Immigrants and the safety net

The conservative economist Milton Friedman famously said, “You can’t have free immigration and a welfare state.” He was right. You can’t flood our labor markets with illegal workers paying little in taxes — and provide good government benefits for everyone.

But perhaps the opposite is also true. Perhaps you can’t have open borders if you have a high level of benefits.

That’s the case in Canada and much of Europe. Canada has a large immigration program and guaranteed health care for everyone, including foreigners who are legal residents. Canada does not tolerate illegal immigration. It can’t afford to extend its expensive benefits to people who don’t belong there.

Conservative politicians often portray government programs as a magnet to illegal aliens, but almost never as an incentive to enforce America’s immigration laws. Rep. Sam Graves, a Missouri Republican, last year voted against the popular bill to expand the Children’s Health Insurance Program. This would have helped more moderate-income families cover their uninsured children. When his Democratic foe, Kay Barnes, slammed him over the vote, Graves responded that the bill would have extended “free taxpayer-funded health care” to, among others, illegal immigrants.

Funny thing about “taxpayer-funded health care,” which, by the way, no one should ever call “free.” Billionaire retirees get it, as do the poor and members of Congress, including Graves and his kin.

Other Americans obtain private coverage through their employer or can buy their own, assuming they don’t have a sick family member. The only large uninsured group that doesn’t have health-care security is the working stiffs.

And what about illegal immigrants? They don’t have a government program, but they can show up in the nation’s emergency rooms. The care delivered there may be “free” for them, but not for others. It is subsidized by the taxpayers and by higher premiums charged on private health insurance.

In this country, threadbare government benefits are an essential element of the cheap-labor economy. Illegal immigrants provide low-cost labor and suppress the wages of workers who must compete with them, be they native-born or legal immigrants.

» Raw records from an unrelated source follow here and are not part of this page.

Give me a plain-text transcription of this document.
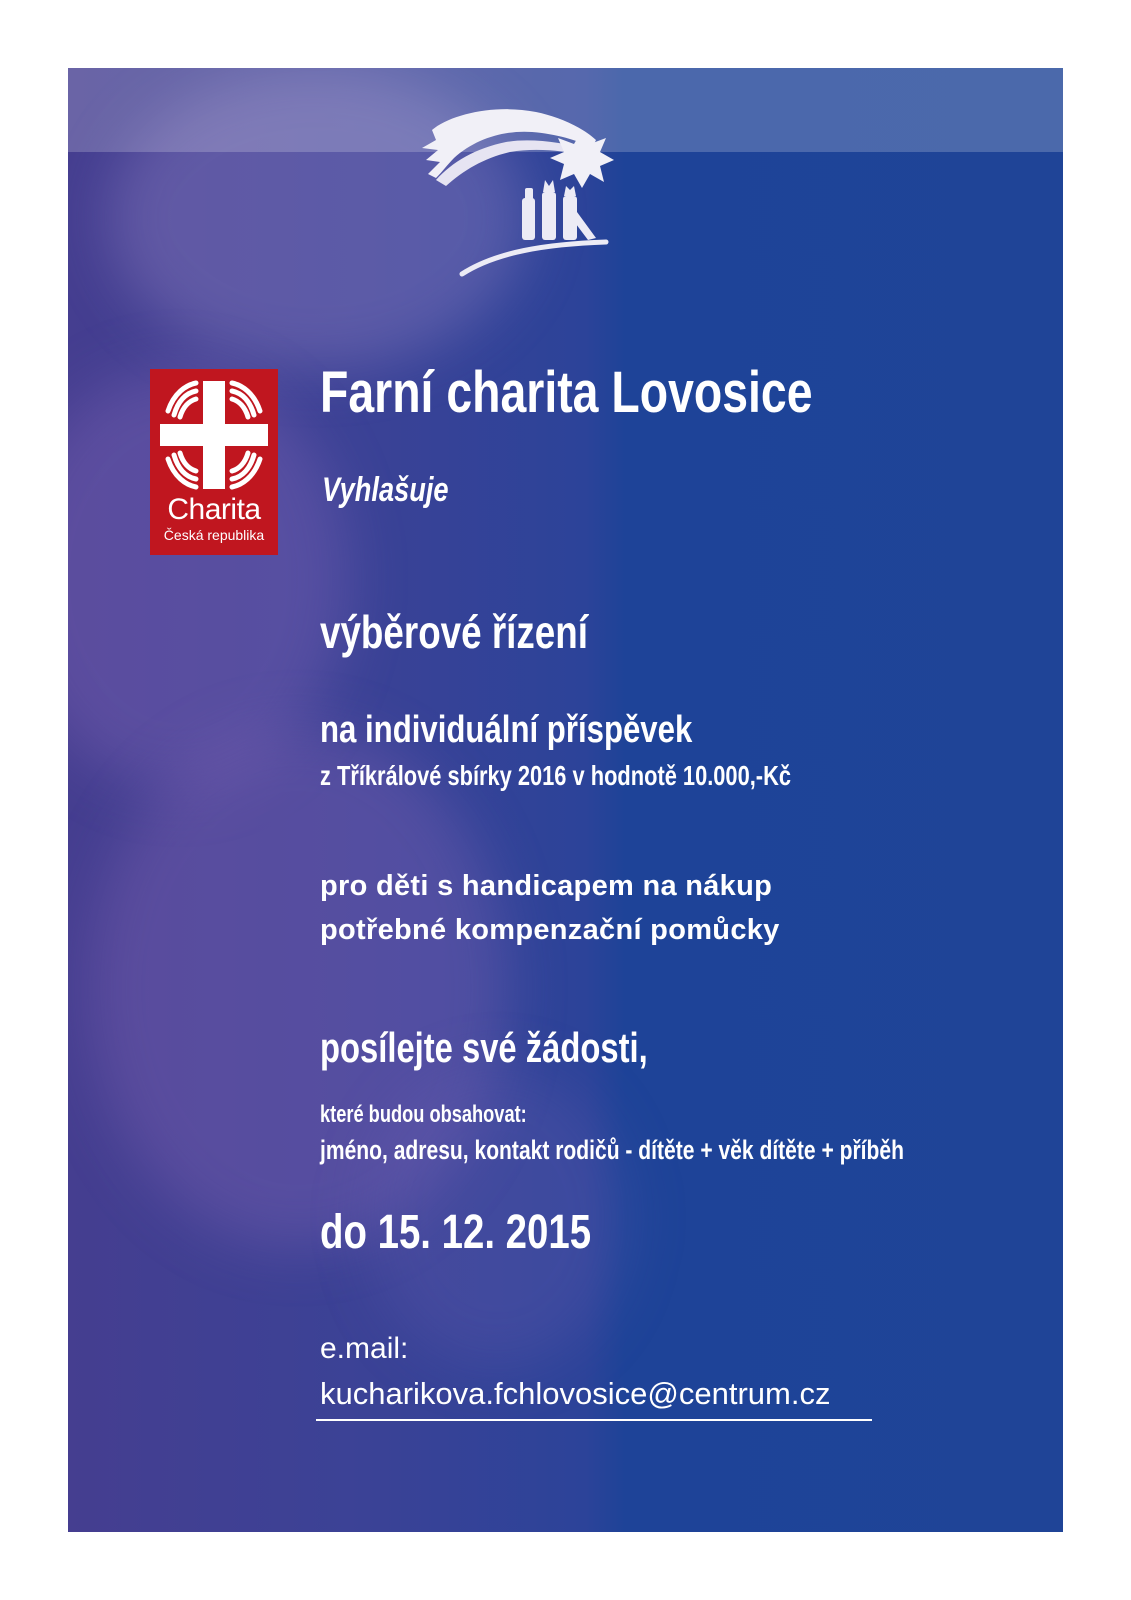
Charita
Česká republika
Farní charita Lovosice
Vyhlašuje
výběrové řízení
na individuální příspěvek
z Tříkrálové sbírky 2016 v hodnotě 10.000,-Kč
pro děti s handicapem na nákup
potřebné kompenzační pomůcky
posílejte své žádosti,
které budou obsahovat:
jméno, adresu, kontakt rodičů - dítěte + věk dítěte + příběh
do 15. 12. 2015
e.mail:
kucharikova.fchlovosice@centrum.cz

And as long as few benefits are flowing to them from Washington, the Bush administration can offer this gift to employers with little skin off its own back. Those who do pay most of the resulting costs are unskilled workers and the local governments that must provide services to people who contribute little to their coffers.

But suppose the federal government guaranteed health coverage for all workers and their families. Wouldn’t that make open borders a far more expensive proposition than it is now? It would.

Democrats have just dropped plans for another vote on the Children’s Health Insurance Program. Bush had condemned the bill as a perilous move toward “government-run health care for every American” — and has promised to veto the legislation as he’s already done twice. (Bush’s concern about government-run enterprises must have had them rolling in the aisles on Wall Street this week, as the U.S. Treasury effectively nationalized the two financial companies responsible for three-quarters of new home mortgages.)

Singling out 10 million working-class children as the one group unworthy of a government insurance program would seem beyond the moral pale, but the Bush administration has always had a warped idea of right and not right. As for the immigration angle, the bill wouldn’t have covered legal aliens, much less illegal ones.

But beyond those particulars lies this argument: The more generous the social safety net, the more essential that the people using it are here legally and making enough money to help pay the costs. Milton Friedman didn’t like government, but he would have gotten the point.